Becoming a Licensed Producer involves applying through Health Canada. It is an expensive and time-consuming process, since the rules for growing and selling medical marijuana are strict and require a sizeable investment to meet.
But Health Canada predicts the MMPR to generate roughly $1.3 billion in yearly sales by 2024. Likewise, the industry has already become very competitive. Since last summer, Health Canada has received over 600 applications from hopeful Licensed Producers.
22. What is Health Canada’s position on medical marijuana?
Health Canada states that it “does not endorse the use of marijuana” and that “marijuana is not an approved drug or medicine.” But “courts have required reasonable access to a legal source of marijuana for medical purposes,” which is why a federal program exists.
23. Why is marijuana not an approved drug?
Like the FDA, Health Canada is responsible for reviewing and approving all new drugs. Typically, pharmaceutical companies are required to submit extensive clinical trial data to have a drug approved.
Health Canada states that it has not approved marijuana as a prescription drug because it “has not gone through the necessary rigorous scientific trials for efficacy or safety.” Although some clinical data exists, no company or government agency has funded large-scale trials on medical marijuana.
24. What resources does Health Canada provide?

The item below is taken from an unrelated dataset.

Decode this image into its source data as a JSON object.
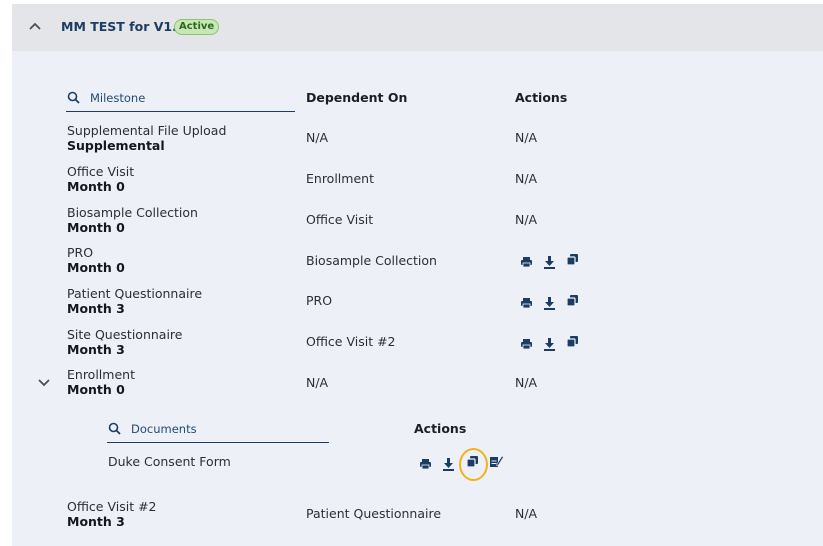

Along with the MMPR, Health Canada recently published a review of the evidence surrounding marijuana’s use as a medicine. The review can be accessed on Health Canada’s website and covers dosing, potential therapeutic uses, precautions and adverse effects.
Health Canada is planning to provide an additional document on medical marijuana “to help support doctors and nurse practitioners in making decisions.”
25. What initiatives is Health Canada undertaking?
On March 31, Health Canada announced an initiative to “address common concerns around the use of marijuana as a treatment.”
According to the department, this involves working with Licensed Producers and provincial doctor and nurse licensing bodies to monitor “how doctors and nurse practitioners are authorizing the use of marijuana.”